No, the Big Book Prize does not refer to the out-sized, rock-heavy hardbacks which are surprisingly popular around Russian bookshops. Moscow's Bolshaya Kniga (Big Book) is a new and immensely successful national literary competition, which opened its third season last week, days after declaring the winner of last year's round. Lyudmila Ulitskaya, a critically acclaimed novelist and short story writer, was announced as the winner of the second season for her book, Daniel Stein, Translator at a ceremony in Pashkov House on November 22. One of the runners-up was Viktor Pelevin, who is currently one of the most popular and successful writers of the post-Soviet period with Science Fiction and mysticism featuring heavily in his works, which include Clay Machine Gun (Chapaev i Pustota) and Generation P.
The Big Book Competition has taken Russia by storm and despite being criticized by some as being an "Oligarchs' competition" it has nevertheless attained great acclaim.
"It's very easy to create an ‘oligarchs' competition' - just get a group of oligarchs and get them to decide on the winner," says Georgy Urushadze, the general director of the Bolshaya Kniga competition. "For Bolshaya Kniga the Literary Academy, i.e. the jury, which is composed of over 100 people, decides on the winner. The majority of the jury members are critics, publishers, journalists, men of letters, librarians, scientists and others."
Although literary prizes have existed in Moscow for years, Bolshaya Kniga offers substantial rewards. With a prize sum of 3 million rubles (about $ 100,000) and 1.5 million and 1 million to the 2nd and 3rd place, the competition organizers have claimed that it comes second only to the Nobel Prize for literature.
The heavily sponsored competition has benefited from advertising and publicity on a massive scale through Gazprom Media, the largest Russian media holding and subsidiary of Gazprom.

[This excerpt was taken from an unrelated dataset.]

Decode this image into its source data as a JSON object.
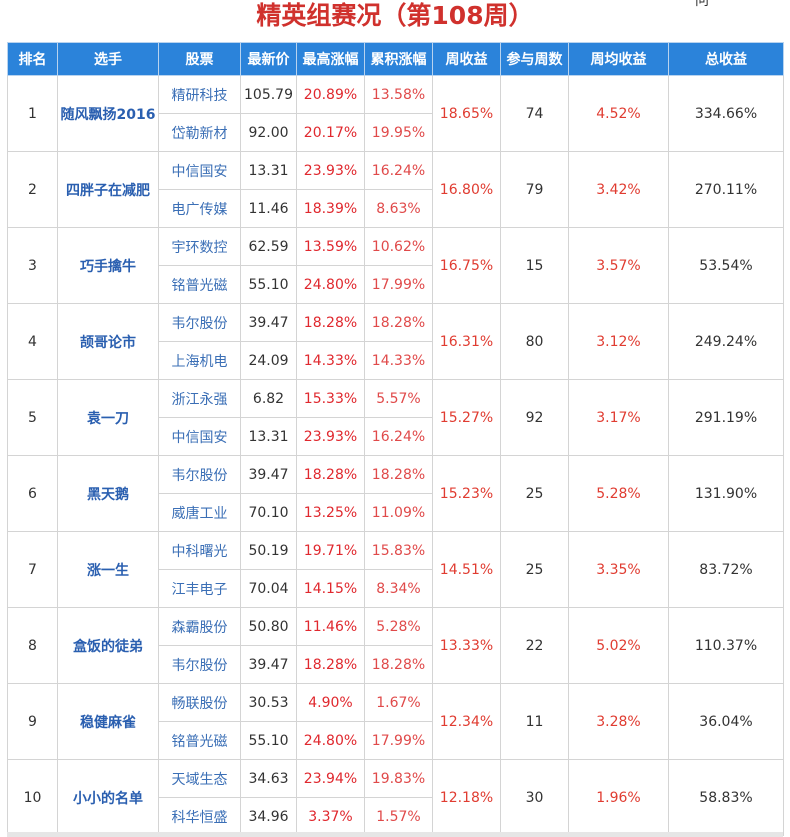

"We want to target a bigger readership and be proud that our main TV channels talk about literature," said Vladimir Grigoryev, chairman of the non-government partnership "Tsentr Slovesnosti" (Literature Center) which founded the competition, at a press-conference inaugurating the third season. "From today, November 27, onwards we will be accepting all types of works."
The competition also differs from others of its kind inasmuch as it accepts not only novels but all types of other written works such as biographies, documentary prose, short stories and memoirs.
In March 2008 a long list of nominees will be drawn up by the jury, which will then be shortlisted in May. The public is also able to vote by email but this vote is independent of the jury's.
"The Big Book Prize is the second biggest in the world after the Nobel Prize," says Urushadze. "We are very pleased that it gained such respect, popularity and authority at its first steps."
"Famous writers can win the competition," he continues, "just as unknown authors can. In any case the prize inevitably leads to great fame for the author."
Dmitry Bykov, a well-known journalist, poet and television entity won the first ever Big Book Prize in 2006 for his biography of Boris Pasternak. With two famous figures under its winners' belt, might Big Book surprise us next November with an unconventional choice?